Figure 1.

The identification of a mutation in MCF2L. (a) Co-segregation of the MCF2L c.2066A>G p.(Asp689Gly) variant in a small pedigree with premature CVD. Squares represent males and circles represent females. Right half-filled symbols represent cases with premature CVD. The arrow indicated the index case. Left upper forth-part-filled symbols represent heterozygous carriership of the MCF2L c.2066A>G p.(Asp689Gly) variant. The arabic number is an identifier for each individual, whereas the generation is marked with a roman number.

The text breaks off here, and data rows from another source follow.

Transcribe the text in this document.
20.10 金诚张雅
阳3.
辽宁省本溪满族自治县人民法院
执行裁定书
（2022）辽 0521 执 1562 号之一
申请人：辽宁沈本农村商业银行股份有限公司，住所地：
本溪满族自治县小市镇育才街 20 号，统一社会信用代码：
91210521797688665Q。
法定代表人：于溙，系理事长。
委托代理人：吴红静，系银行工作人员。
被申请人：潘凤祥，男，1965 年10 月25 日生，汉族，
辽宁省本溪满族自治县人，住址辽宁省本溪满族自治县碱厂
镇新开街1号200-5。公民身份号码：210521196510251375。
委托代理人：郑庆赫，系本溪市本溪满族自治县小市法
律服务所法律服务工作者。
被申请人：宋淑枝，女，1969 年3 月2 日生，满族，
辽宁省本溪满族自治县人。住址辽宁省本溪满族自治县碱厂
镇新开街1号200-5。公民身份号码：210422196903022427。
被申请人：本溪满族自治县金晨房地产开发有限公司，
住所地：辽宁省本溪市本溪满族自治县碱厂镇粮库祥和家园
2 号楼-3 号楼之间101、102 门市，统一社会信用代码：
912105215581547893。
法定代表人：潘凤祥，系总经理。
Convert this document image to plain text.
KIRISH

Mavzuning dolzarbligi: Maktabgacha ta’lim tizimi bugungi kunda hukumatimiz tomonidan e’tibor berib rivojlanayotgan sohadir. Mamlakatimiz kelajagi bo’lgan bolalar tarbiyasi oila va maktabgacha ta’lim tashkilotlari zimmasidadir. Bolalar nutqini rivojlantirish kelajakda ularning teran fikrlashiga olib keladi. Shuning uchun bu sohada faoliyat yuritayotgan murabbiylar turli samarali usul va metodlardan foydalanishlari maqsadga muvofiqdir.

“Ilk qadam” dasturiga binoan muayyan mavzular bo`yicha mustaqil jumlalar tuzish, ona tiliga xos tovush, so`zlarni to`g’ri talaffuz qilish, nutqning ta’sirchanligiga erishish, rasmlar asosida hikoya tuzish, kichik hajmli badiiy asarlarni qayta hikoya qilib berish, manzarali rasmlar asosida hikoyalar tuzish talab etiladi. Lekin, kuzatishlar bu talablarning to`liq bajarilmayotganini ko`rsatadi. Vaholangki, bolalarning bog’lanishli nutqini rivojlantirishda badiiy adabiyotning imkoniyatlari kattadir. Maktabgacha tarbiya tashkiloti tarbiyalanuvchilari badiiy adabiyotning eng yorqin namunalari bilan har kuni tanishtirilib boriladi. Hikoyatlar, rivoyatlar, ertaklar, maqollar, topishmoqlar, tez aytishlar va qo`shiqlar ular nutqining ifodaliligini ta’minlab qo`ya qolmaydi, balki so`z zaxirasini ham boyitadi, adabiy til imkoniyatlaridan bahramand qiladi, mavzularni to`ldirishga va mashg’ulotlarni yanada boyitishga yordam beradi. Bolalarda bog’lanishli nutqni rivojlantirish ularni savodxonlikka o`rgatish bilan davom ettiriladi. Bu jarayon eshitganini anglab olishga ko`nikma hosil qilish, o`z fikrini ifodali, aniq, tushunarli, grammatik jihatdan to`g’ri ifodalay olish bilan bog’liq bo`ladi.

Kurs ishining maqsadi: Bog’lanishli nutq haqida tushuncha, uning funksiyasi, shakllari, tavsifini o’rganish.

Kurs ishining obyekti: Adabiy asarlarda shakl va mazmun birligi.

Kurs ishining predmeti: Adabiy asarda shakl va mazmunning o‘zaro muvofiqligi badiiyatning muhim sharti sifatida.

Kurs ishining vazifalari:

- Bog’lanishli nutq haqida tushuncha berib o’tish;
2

DNA of all living 12 individuals was included in the genetic analysis. (b) Schematic overview of the gene-finding strategy. (c) DNA Sanger sequencing chromatogram showing the heterozygote c. 2066 A>G; p.(Asp689Gly) MCF2L variant. (d) Schematic overview of MCF2L (NP_001106203.2, 1125 amino acids, molecular weight approximately 128 Da), indicating the DH-domain (guanine nucleotide exchange factor) and the PH-domain (DBL's big sister). At the N-terminus, a Sec14 (Sec14p-like lipid binding domain) and Spectrin repeats (SPEC) are located. At the C-terminus, a SH3 (Src homology 3 domain of DBL's big sister) is present.